Risk stratification:

- TIMI Risk Score (NSTEMI): https://www.mdcalc.com/timi-risk-score-ua-nstemi

- If GRACE Score > 140, early invasive strategy may be preferred (cath <72h [1]) http://www.outcomes.org/grace

- HbA1c, lipid panel

- Consider further risk stratification (stress test vs CT angio vs coronary angiography)

- TTE to rule out new wall motion abnormality

Tx:

- Treat any secondary causes of myocardial ischemia (eg AF w RVR, anemia, hypoxemia (only if O2sat <92%), infection)

Initial therapy:

- Anticoagulation/Anti-platelet: ASA (325), Heparin drip (goal PTTT 60-80), defer clopidogrel on admission given unclear if patient will need CABG

- Rate: Metoprolol 25mg PO Q6H, titrate to HR 50-60 (will hold if evidence of shock, AV-block)

- Pain: sublingual nitro PRN (caution if inferior MI), defer morphine given interference with P2Y12 inhibitors and retrospective analyses suggesting increased adverse events.

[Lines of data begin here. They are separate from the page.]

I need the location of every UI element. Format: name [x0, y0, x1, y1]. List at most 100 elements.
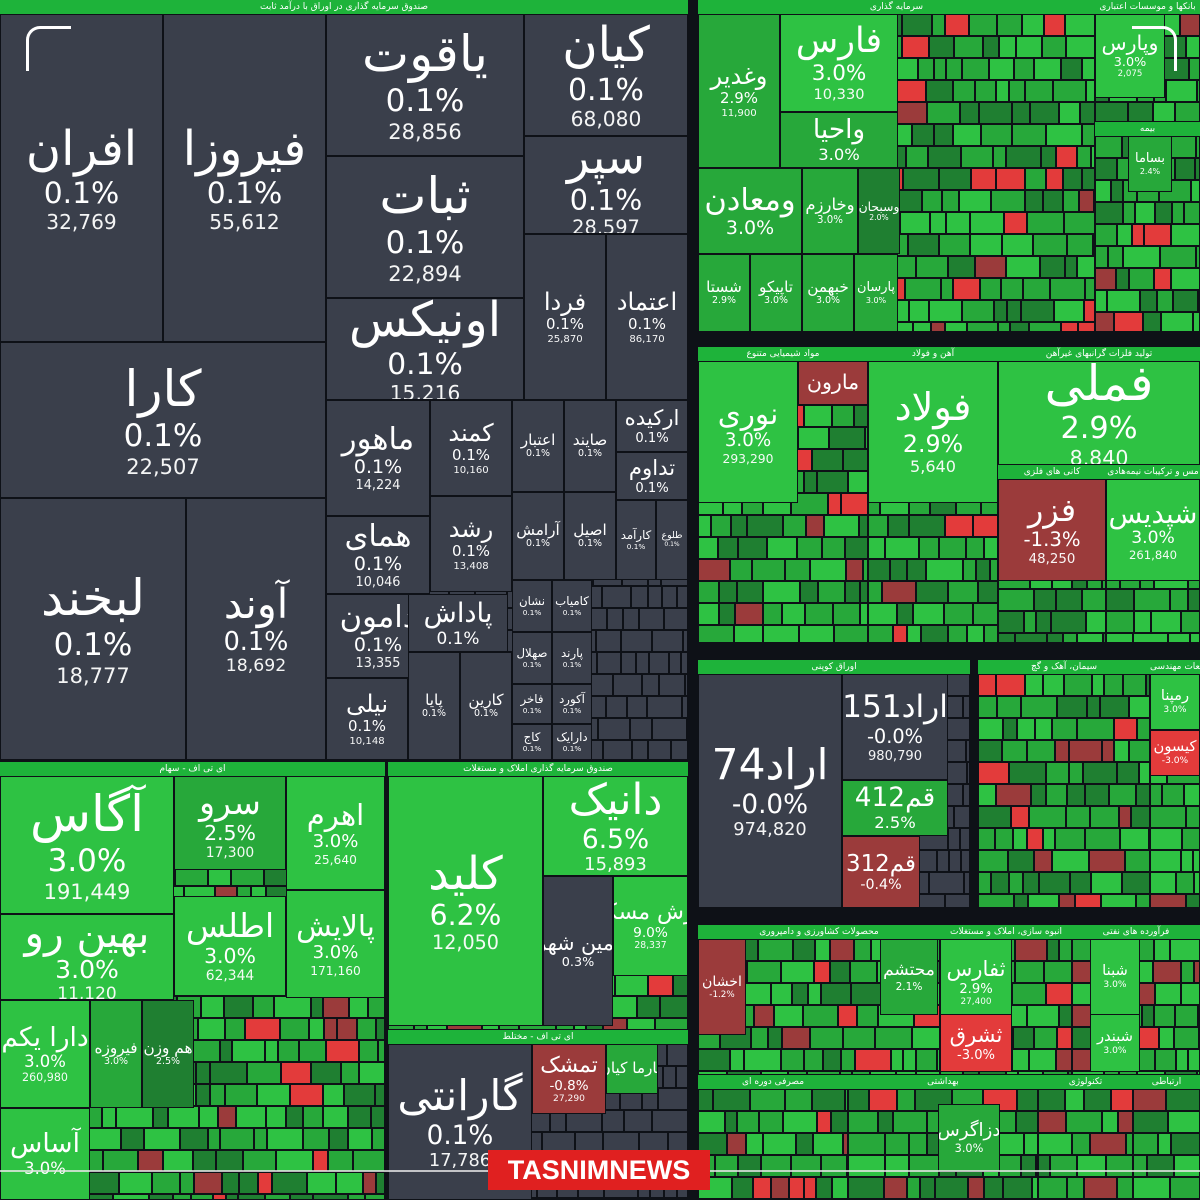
treemap-tile[interactable]: قم412 2.5%	[842, 780, 948, 836]
treemap-tile[interactable]: اخشان -1.2%	[698, 939, 746, 1035]
treemap-tile[interactable]: خبهمن 3.0%	[802, 254, 854, 332]
treemap-tile[interactable]: بهین رو 3.0% 11,120	[0, 914, 174, 1000]
filler-tile	[897, 603, 913, 625]
treemap-tile[interactable]: اعتبار 0.1%	[512, 400, 564, 492]
treemap-tile[interactable]: شپدیس 3.0% 261,840	[1106, 479, 1200, 581]
treemap-tile[interactable]: اونیکس 0.1% 15,216	[326, 298, 524, 400]
treemap-tile[interactable]: ثفارس 2.9% 27,400	[940, 939, 1012, 1025]
treemap-tile[interactable]: شستا 2.9%	[698, 254, 750, 332]
treemap-tile[interactable]: ماهور 0.1% 14,224	[326, 400, 430, 516]
treemap-tile[interactable]: طلوع 0.1%	[656, 500, 688, 580]
treemap-tile[interactable]: نوری 3.0% 293,290	[698, 361, 798, 503]
treemap-tile[interactable]: پارسان 3.0%	[854, 254, 898, 332]
filler-tile	[144, 1128, 180, 1150]
treemap-tile[interactable]: وسبحان 2.0%	[858, 168, 900, 254]
filler-tile	[978, 696, 997, 718]
treemap-tile[interactable]: کیان 0.1% 68,080	[524, 14, 688, 136]
treemap-tile[interactable]: کامیاب 0.1%	[552, 580, 592, 632]
tile-price: 28,337	[634, 940, 667, 952]
treemap-tile[interactable]: شبندر 3.0%	[1090, 1014, 1140, 1072]
treemap-tile[interactable]: دزاگرس 3.0%	[938, 1104, 1000, 1172]
treemap-tile[interactable]: رشد 0.1% 13,408	[430, 496, 512, 592]
treemap-tile[interactable]: رمپنا 3.0%	[1150, 674, 1200, 730]
treemap-tile[interactable]: پارند 0.1%	[552, 632, 592, 684]
treemap-tile[interactable]: فولاد 2.9% 5,640	[868, 361, 998, 503]
treemap-tile[interactable]: امین شهر0.3%	[543, 876, 613, 1026]
treemap-tile[interactable]: کارا 0.1% 22,507	[0, 342, 326, 498]
treemap-tile[interactable]: آکورد 0.1%	[552, 684, 592, 724]
filler-tile	[999, 1133, 1024, 1155]
treemap-tile[interactable]: فیروزا 0.1% 55,612	[163, 14, 326, 342]
treemap-tile[interactable]: کمند 0.1% 10,160	[430, 400, 512, 496]
filler-tile	[1012, 124, 1046, 146]
treemap-tile[interactable]: همای 0.1% 10,046	[326, 516, 430, 594]
treemap-tile[interactable]: کیسون -3.0%	[1150, 730, 1200, 776]
treemap-tile[interactable]: ومعادن 3.0%	[698, 168, 802, 254]
treemap-tile[interactable]: پالایش 3.0% 171,160	[286, 890, 385, 998]
treemap-tile[interactable]: قم312 -0.4%	[842, 836, 920, 908]
filler-tile	[609, 996, 637, 1018]
treemap-tile[interactable]: دانیک 6.5% 15,893	[543, 776, 688, 876]
treemap-tile[interactable]: ثبات 0.1% 22,894	[326, 156, 524, 298]
treemap-tile[interactable]: واحیا 3.0%	[780, 112, 898, 168]
filler-tile	[1059, 1005, 1072, 1027]
treemap-tile[interactable]: آرامش 0.1%	[512, 492, 564, 580]
treemap-tile[interactable]: سپر 0.1% 28,597	[524, 136, 688, 234]
treemap-tile[interactable]: پایا 0.1%	[408, 652, 460, 760]
treemap-tile[interactable]: کاج 0.1%	[512, 724, 552, 760]
treemap-tile[interactable]: تمشک -0.8% 27,290	[532, 1044, 606, 1114]
treemap-tile[interactable]: صهلال 0.1%	[512, 632, 552, 684]
treemap-tile[interactable]: آوند 0.1% 18,692	[186, 498, 326, 760]
treemap-tile[interactable]: آساس 3.0%	[0, 1108, 90, 1200]
treemap-tile[interactable]: کارآمد 0.1%	[616, 500, 656, 580]
treemap-tile[interactable]: ارزش مسکن9.0%28,337	[613, 876, 688, 976]
treemap-tile[interactable]: اعتماد 0.1% 86,170	[606, 234, 688, 400]
filler-tile	[945, 894, 970, 908]
tile-name: شستا	[706, 277, 742, 296]
treemap-tile[interactable]: شبنا 3.0%	[1090, 939, 1140, 1015]
treemap-tile[interactable]: اراد151 -0.0% 980,790	[842, 674, 948, 780]
treemap-tile[interactable]: دارا یکم 3.0% 260,980	[0, 1000, 90, 1108]
treemap-tile[interactable]: ثشرق -3.0%	[940, 1014, 1012, 1072]
treemap-tile[interactable]: افران 0.1% 32,769	[0, 14, 163, 342]
filler-tile	[119, 1172, 152, 1194]
treemap-tile[interactable]: محتشم 2.1%	[880, 939, 938, 1015]
treemap-tile[interactable]: هم وزن 2.5%	[142, 1000, 194, 1108]
treemap-tile[interactable]: اراد74 -0.0% 974,820	[698, 674, 842, 908]
filler-tile	[978, 850, 1008, 872]
treemap-tile[interactable]: پاداش 0.1%	[408, 594, 508, 652]
filler-tile	[735, 603, 763, 625]
treemap-tile[interactable]: مارون	[798, 361, 868, 405]
treemap-tile[interactable]: اطلس 3.0% 62,344	[174, 896, 286, 996]
treemap-tile[interactable]: فارما کیان	[606, 1044, 658, 1094]
treemap-tile[interactable]: بساما 2.4%	[1128, 136, 1172, 192]
treemap-tile[interactable]: آگاس 3.0% 191,449	[0, 776, 174, 914]
treemap-tile[interactable]: ارکیده 0.1%	[616, 400, 688, 452]
treemap-tile[interactable]: نیلی 0.1% 10,148	[326, 678, 408, 760]
treemap-tile[interactable]: دارایک 0.1%	[552, 724, 592, 760]
treemap-tile[interactable]: کلید 6.2% 12,050	[388, 776, 543, 1026]
filler-tile	[313, 1194, 348, 1200]
treemap-tile[interactable]: اهرم 3.0% 25,640	[286, 776, 385, 890]
treemap-tile[interactable]: سرو 2.5% 17,300	[174, 776, 286, 870]
treemap-tile[interactable]: وخارزم 3.0%	[802, 168, 858, 254]
treemap-tile[interactable]: فزر -1.3% 48,250	[998, 479, 1106, 581]
filler-tile	[747, 515, 783, 537]
treemap-tile[interactable]: تداوم 0.1%	[616, 452, 688, 500]
filler-tile	[834, 625, 868, 643]
filler-tile	[193, 1150, 216, 1172]
treemap-tile[interactable]: لبخند 0.1% 18,777	[0, 498, 186, 760]
treemap-tile[interactable]: فردا 0.1% 25,870	[524, 234, 606, 400]
filler-tile	[1175, 1005, 1198, 1027]
treemap-tile[interactable]: فیروزه 3.0%	[90, 1000, 142, 1108]
treemap-tile[interactable]: یاقوت 0.1% 28,856	[326, 14, 524, 156]
treemap-tile[interactable]: اصیل 0.1%	[564, 492, 616, 580]
treemap-tile[interactable]: فملی 2.9% 8,840	[998, 361, 1200, 465]
treemap-tile[interactable]: وغدیر 2.9% 11,900	[698, 14, 780, 168]
treemap-tile[interactable]: نشان 0.1%	[512, 580, 552, 632]
treemap-tile[interactable]: فاخر 0.1%	[512, 684, 552, 724]
treemap-tile[interactable]: صایند 0.1%	[564, 400, 616, 492]
treemap-tile[interactable]: تاپیکو 3.0%	[750, 254, 802, 332]
treemap-tile[interactable]: فارس 3.0% 10,330	[780, 14, 898, 112]
treemap-tile[interactable]: کارین 0.1%	[460, 652, 512, 760]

- Defer oxygen given randomized evidence of increased infarct size in STEMI without hypoxia [2]

- Lipids: Atorvastatin 80mg [3]

Long term: Plan for ASA 81mg QD, P2Y12 (preference: ticagrelor>prasugrel>clopidogrel), Beta blocker, Statin, ACE (esp if EF<40%)/ARB, consider spironolactone (RALES), ezetimibe (IMPROVE-IT), low-dose rivaroxaban (ATLAS-2), empagliflozin if DM (EMPA-REG).

Post-stenting:

- if stented will give clopidogrel 75mg PO QD (30 days of BMS, 1 year for DES)

References:

  1. Mehta SR, Granger CB, Boden WE, et al. Early versus delayed invasive intervention in acute coronary syndromes. N Engl J Med. 2009;360(21):2165-75.
  2. Stub D, Smith K, Bernard S, et al. Air Versus Oxygen in ST-Segment-Elevation Myocardial Infarction. Circulation. 2015;131(24):2143-50.
  3. Cannon CP, Braunwald E, Mccabe CH, et al. Intensive versus moderate lipid lowering with statins after acute coronary syndromes. N Engl J Med. 2004;350(15):1495-504.